1) Spending on the Iraq war has been about 4% of federal spending 2) Spending on the military is about 20% of the federal budget (not the 50% you claim)
Social Security, Defense, and Medicare/Medicaid spending are the main spending categories, at roughly 20% of total expenditures each. This adds up to 60% of the budget, which means that there is room in other areas of the budget to cut...BUT, in a time of economic slowdonw, cutting spending is just as bad as raising taxes...no-no-no. Not until we are on a positive growth track!
Problem: We can't keep spending more than we take in...Cut back Due to the variety of special appropriations spending that is excluded from the budget deficit calculations, it can be difficult to determine how much the government actually spends relative to revenues.
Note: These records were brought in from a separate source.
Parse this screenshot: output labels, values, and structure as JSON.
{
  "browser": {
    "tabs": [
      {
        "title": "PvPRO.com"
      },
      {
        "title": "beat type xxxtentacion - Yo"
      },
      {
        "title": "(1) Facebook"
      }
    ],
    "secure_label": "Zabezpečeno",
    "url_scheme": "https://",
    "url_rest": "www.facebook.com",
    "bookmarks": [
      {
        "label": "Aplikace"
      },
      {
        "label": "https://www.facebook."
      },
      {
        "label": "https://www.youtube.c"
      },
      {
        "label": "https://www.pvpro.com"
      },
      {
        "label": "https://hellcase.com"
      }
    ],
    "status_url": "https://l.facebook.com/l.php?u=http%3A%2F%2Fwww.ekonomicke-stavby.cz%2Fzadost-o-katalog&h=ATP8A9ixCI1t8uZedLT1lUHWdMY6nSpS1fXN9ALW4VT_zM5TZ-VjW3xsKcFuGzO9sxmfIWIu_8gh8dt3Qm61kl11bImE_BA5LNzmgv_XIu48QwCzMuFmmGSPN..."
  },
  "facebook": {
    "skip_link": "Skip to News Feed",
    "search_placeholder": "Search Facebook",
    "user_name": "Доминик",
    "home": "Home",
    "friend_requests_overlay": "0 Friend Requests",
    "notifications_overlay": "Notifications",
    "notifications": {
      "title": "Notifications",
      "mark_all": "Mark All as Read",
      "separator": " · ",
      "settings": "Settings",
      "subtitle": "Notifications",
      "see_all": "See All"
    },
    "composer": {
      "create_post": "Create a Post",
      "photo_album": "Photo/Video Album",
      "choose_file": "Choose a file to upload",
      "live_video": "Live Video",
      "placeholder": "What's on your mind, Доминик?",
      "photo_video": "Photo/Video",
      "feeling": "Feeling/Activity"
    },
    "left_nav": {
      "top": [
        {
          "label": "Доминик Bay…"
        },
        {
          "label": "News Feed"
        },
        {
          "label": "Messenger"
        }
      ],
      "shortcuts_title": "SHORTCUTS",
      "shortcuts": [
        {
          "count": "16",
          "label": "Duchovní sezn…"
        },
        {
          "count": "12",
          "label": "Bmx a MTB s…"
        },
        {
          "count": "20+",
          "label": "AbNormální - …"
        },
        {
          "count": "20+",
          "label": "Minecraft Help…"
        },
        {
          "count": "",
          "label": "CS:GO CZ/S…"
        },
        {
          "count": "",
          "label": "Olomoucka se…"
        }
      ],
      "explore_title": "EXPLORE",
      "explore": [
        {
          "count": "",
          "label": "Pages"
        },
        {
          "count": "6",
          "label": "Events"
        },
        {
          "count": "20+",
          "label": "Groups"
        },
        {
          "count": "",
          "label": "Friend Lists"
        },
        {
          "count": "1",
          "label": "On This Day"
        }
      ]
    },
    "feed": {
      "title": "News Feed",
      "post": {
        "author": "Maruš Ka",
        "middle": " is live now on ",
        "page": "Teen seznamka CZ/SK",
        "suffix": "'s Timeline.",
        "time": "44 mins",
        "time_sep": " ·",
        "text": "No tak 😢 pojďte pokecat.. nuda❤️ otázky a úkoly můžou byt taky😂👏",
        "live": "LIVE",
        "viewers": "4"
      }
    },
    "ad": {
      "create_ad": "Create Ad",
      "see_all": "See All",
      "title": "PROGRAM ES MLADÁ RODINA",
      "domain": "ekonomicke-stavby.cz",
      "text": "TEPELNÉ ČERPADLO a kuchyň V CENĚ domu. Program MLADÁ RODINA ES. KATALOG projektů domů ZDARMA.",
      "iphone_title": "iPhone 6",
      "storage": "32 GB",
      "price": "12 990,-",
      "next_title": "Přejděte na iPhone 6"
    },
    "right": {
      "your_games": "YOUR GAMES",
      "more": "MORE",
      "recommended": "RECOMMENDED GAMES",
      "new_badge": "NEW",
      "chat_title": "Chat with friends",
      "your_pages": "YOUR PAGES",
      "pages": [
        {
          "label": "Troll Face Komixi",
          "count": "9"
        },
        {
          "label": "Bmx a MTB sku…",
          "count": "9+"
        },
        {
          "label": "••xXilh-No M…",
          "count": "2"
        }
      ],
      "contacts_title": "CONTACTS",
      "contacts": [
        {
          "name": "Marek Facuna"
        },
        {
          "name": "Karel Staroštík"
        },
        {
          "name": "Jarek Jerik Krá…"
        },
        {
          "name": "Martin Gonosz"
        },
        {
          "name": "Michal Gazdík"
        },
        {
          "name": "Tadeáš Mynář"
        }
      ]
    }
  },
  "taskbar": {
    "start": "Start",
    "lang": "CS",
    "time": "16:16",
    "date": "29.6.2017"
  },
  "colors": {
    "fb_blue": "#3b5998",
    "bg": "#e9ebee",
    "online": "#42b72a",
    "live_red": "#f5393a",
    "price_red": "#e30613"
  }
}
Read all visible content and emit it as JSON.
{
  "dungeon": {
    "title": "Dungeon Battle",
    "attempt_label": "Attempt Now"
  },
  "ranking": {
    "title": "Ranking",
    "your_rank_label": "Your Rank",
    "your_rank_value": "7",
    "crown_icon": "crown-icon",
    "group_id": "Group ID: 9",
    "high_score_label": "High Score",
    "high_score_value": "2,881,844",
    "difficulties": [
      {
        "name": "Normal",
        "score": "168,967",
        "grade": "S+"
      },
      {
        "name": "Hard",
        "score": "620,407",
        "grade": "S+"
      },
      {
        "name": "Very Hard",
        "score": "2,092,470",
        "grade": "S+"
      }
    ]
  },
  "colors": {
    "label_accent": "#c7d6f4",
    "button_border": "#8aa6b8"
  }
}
The increase in the national debt during a given year is a helpful measure to determine this amount. Since FY 2003, the national debt has increased approximately $550 billion per year on average.In relative terms, from 2003-2007 the government spent roughly $1.20 for each $1.00 it collected in taxes.
Raising taxes is probably the only option since we have a national debt approaching $11 trillion and 80% of that debt was accumulated during the two Bushes and Reagan. Supply side economics is voodoo economics, plain and simple. The GOP used to be the party of fiscal conservatism, but Reagan changed all that. Democrats and Obama seems to have some degree of common sense, but neither candidate is being candid with the American people as to the austerity and/or inflation that lies ahead.